What did she want this evening to be?
That was way too complicated for her to tackle.
Particularly now, as she stood before him and she couldn’t help but flash back to that moment upstairs, the instant when she had realized they were standing toe to toe, that one or both of them must have moved for them to be standing so close, that all he had to do was dip his head down, all she had to do was tip her face up, and...
She stepped past him, farther into the lobby area at the foot of the main stairs.
Doors opened off here. To the right, a room that would become a living area once the newly restored floorboards had been polished and the furniture and fittings moved in. To the left, a TV room, fully furnished and kitted out and barely ever used.
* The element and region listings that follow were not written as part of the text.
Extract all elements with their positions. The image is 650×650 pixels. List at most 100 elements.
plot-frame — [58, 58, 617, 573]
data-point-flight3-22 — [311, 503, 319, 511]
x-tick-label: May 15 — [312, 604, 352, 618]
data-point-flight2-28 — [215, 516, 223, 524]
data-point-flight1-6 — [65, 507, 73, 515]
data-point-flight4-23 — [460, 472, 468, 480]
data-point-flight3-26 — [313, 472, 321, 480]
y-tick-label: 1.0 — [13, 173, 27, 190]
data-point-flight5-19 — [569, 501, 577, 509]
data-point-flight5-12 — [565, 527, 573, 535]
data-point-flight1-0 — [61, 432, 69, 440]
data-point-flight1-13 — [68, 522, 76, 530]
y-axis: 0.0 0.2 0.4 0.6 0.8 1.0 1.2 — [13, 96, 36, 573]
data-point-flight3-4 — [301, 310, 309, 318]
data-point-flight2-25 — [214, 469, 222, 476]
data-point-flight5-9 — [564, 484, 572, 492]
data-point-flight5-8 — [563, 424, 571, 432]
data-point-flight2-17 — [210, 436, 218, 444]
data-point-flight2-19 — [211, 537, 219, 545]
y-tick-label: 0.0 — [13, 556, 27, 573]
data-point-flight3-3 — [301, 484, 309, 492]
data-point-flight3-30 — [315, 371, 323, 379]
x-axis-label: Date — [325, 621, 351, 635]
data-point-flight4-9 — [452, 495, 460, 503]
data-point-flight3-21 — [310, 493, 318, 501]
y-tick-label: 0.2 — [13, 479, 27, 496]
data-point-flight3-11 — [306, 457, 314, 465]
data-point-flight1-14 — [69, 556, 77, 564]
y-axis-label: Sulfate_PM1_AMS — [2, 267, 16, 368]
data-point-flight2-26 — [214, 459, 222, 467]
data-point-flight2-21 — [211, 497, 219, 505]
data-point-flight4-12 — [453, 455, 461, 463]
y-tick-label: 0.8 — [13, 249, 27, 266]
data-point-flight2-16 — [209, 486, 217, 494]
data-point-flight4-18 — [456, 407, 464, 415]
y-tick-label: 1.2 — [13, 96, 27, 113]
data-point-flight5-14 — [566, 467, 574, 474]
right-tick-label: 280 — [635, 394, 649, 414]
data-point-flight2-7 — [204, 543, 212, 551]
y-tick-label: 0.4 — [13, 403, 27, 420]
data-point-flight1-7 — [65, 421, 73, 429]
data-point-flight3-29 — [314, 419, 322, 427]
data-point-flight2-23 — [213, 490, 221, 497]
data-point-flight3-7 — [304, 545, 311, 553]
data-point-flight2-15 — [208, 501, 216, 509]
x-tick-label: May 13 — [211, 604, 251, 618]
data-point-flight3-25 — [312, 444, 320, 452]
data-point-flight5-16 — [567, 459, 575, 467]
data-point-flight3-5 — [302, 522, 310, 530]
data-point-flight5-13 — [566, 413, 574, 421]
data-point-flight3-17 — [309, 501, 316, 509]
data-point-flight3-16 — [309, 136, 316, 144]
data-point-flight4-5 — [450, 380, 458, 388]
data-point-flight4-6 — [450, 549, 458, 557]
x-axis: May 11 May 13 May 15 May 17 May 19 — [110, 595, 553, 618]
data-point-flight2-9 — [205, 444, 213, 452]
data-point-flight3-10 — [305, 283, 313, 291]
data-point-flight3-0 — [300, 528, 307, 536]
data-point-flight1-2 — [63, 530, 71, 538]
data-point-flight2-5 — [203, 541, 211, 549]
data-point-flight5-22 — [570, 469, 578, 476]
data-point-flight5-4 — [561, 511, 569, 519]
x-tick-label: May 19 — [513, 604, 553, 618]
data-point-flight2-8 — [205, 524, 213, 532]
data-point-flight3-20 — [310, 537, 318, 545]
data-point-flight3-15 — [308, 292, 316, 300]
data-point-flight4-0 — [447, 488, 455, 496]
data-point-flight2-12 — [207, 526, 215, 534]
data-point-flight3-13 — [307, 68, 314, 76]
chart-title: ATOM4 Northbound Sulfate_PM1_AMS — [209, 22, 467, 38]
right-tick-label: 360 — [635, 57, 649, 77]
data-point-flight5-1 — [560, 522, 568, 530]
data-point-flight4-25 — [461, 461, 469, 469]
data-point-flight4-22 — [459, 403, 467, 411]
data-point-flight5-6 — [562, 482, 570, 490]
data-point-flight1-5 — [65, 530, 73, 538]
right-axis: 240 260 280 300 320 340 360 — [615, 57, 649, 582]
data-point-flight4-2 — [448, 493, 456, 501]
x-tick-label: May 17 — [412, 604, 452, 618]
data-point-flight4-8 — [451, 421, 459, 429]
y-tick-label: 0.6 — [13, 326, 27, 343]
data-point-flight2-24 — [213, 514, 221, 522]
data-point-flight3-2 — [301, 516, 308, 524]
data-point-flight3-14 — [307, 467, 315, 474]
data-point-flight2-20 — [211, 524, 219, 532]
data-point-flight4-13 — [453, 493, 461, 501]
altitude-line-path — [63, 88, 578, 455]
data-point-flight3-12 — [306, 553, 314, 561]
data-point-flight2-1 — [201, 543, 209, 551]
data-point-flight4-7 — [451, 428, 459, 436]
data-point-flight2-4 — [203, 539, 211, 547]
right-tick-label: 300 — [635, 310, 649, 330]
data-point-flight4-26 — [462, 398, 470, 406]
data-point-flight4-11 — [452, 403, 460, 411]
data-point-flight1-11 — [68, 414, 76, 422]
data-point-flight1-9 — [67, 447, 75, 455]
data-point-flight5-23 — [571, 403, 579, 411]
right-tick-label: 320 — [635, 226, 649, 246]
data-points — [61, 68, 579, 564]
To the back, to one side of the staircase, another door led through to the big open-plan kitchen-diner, the part of the house that was properly lit, and now Maggie stepped through, fumbling with the zipper on her coat.
Silly. She’d dressed up, made an effort, but in her head she hadn’t expected to see Owen in anything more than his usual jeans and baggy sweater. Certainly not a suit, and so she hadn’t understood how that would transform him. Restore him.